Overall, as compared to warfarin, prolonged use of DOACs is associated with lower risk of new-onset osteoporosis. We hope that our study findings will enlighten current clinical practices assuring safe use of OAC in veteran patients.
口服抗凝剂 (OAC) 已被证明会影响骨矿物质密度并导致骨质疏松症。有限的研究调查了其使用与骨质疏松症风险之间的关系。我们旨在比较华法林与直接口服抗凝剂 (DOAC) 患者的骨质疏松症风险。
这是一项在 2012 年 1 月 1 日至 2020 年 4 月 1 日期间在 Salem VA 医疗中心新开始使用华法林或 DOAC 的年龄 > 18 岁退伍军人中进行的回顾性单中心队列研究。至少使用 OAC90 天的患者符合纳入标准,如果患者怀孕或有机械瓣膜和二尖瓣狭窄病史、服用依度沙班或有既往骨质疏松症病史或使用抗骨质疏松症药物,则将其排除在外。主要结局是比较华法林和 DOAC 之间新发骨质疏松症的发生率。次要结局包括比较两种治疗方法的所有临床骨折、髋部骨折、大出血和颅内出血的发生率。计算比较两组治疗的 Cox 比例风险比 (HR) 和 95%置信区间 (CI)。

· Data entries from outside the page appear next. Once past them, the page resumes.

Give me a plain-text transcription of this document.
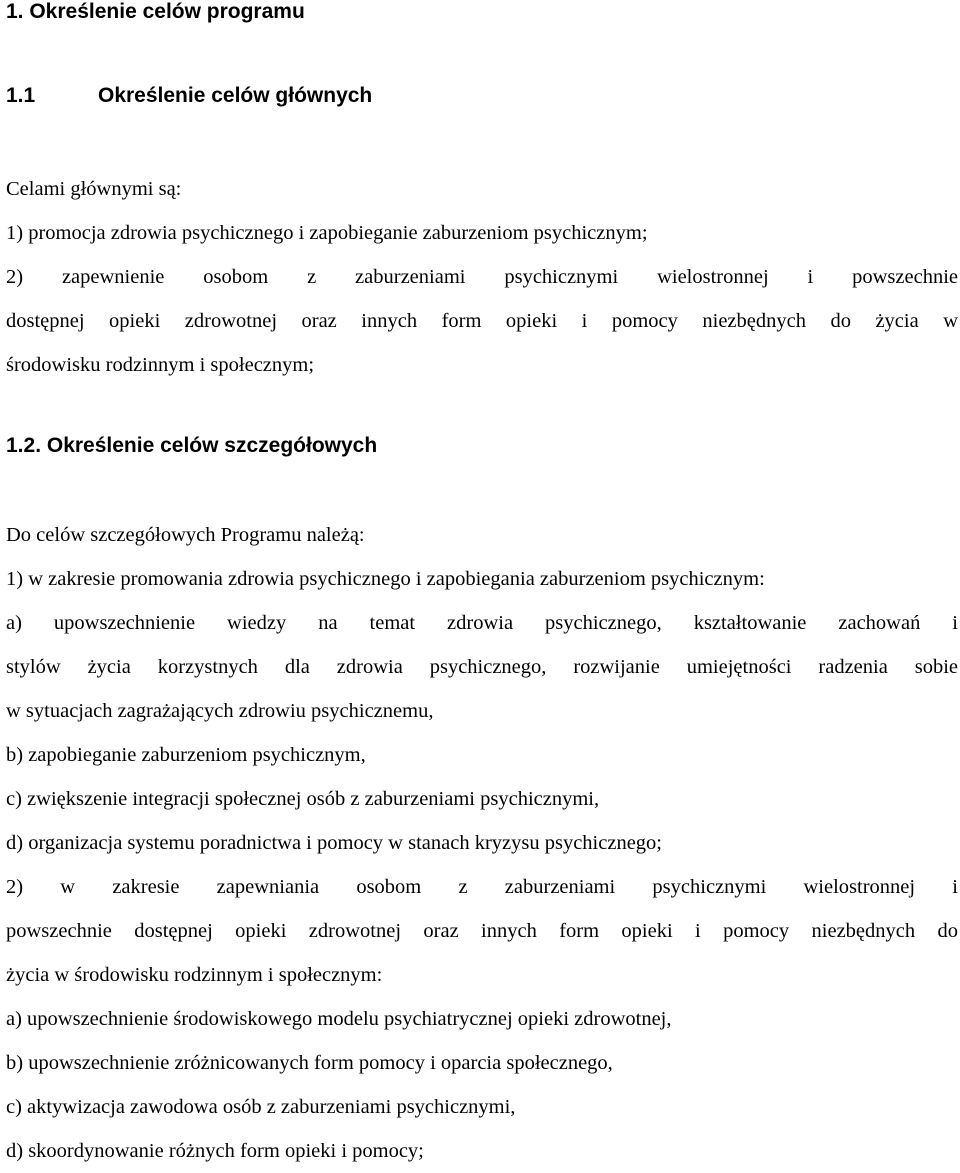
1. Określenie celów programu
1.1	Określenie celów głównych
Celami głównymi są:
1) promocja zdrowia psychicznego i zapobieganie zaburzeniom psychicznym;
2) zapewnienie osobom z zaburzeniami psychicznymi wielostronnej i powszechnie
dostępnej opieki zdrowotnej oraz innych form opieki i pomocy niezbędnych do życia w
środowisku rodzinnym i społecznym;
1.2. Określenie celów szczegółowych
Do celów szczegółowych Programu należą:
1) w zakresie promowania zdrowia psychicznego i zapobiegania zaburzeniom psychicznym:
a) upowszechnienie wiedzy na temat zdrowia psychicznego, kształtowanie zachowań i
stylów życia korzystnych dla zdrowia psychicznego, rozwijanie umiejętności radzenia sobie
w sytuacjach zagrażających zdrowiu psychicznemu,
b) zapobieganie zaburzeniom psychicznym,
c) zwiększenie integracji społecznej osób z zaburzeniami psychicznymi,
d) organizacja systemu poradnictwa i pomocy w stanach kryzysu psychicznego;
2) w zakresie zapewniania osobom z zaburzeniami psychicznymi wielostronnej i
powszechnie dostępnej opieki zdrowotnej oraz innych form opieki i pomocy niezbędnych do
życia w środowisku rodzinnym i społecznym:
a) upowszechnienie środowiskowego modelu psychiatrycznej opieki zdrowotnej,
b) upowszechnienie zróżnicowanych form pomocy i oparcia społecznego,
c) aktywizacja zawodowa osób z zaburzeniami psychicznymi,
d) skoordynowanie różnych form opieki i pomocy;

共有 1526 名患者接受 DOAC 治疗,1121 名患者接受华法林治疗。在进行倾向评分 (PS) 匹配后,每组纳入 943 名患者。PS 匹配后,基线特征相似。与华法林相比,DOAC 治疗与新发骨质疏松症的发生率较低相关(调整后的 HR:0.19,95%CI:0.10-0.36;p<0.0001)。接受 DOACs 治疗的患者的所有临床骨折和髋部骨折风险与接受华法林治疗的患者相似(调整后的 HR:1.18,95%CI:0.82-1.69;p=0.3671)。DOAC 治疗与大出血(调整后的 HR:0.07,95%CI:0.03-0.15;p<0.0001)和颅内出血(调整后的 HR:0.14,95%CI:0.03-0.64;p=0.0111)的风险降低相关。
总体而言,与华法林相比,长期使用 DOAC 与新发骨质疏松症的风险降低相关。我们希望我们的研究结果将为当前的临床实践提供启示,确保退伍军人患者安全使用 OAC。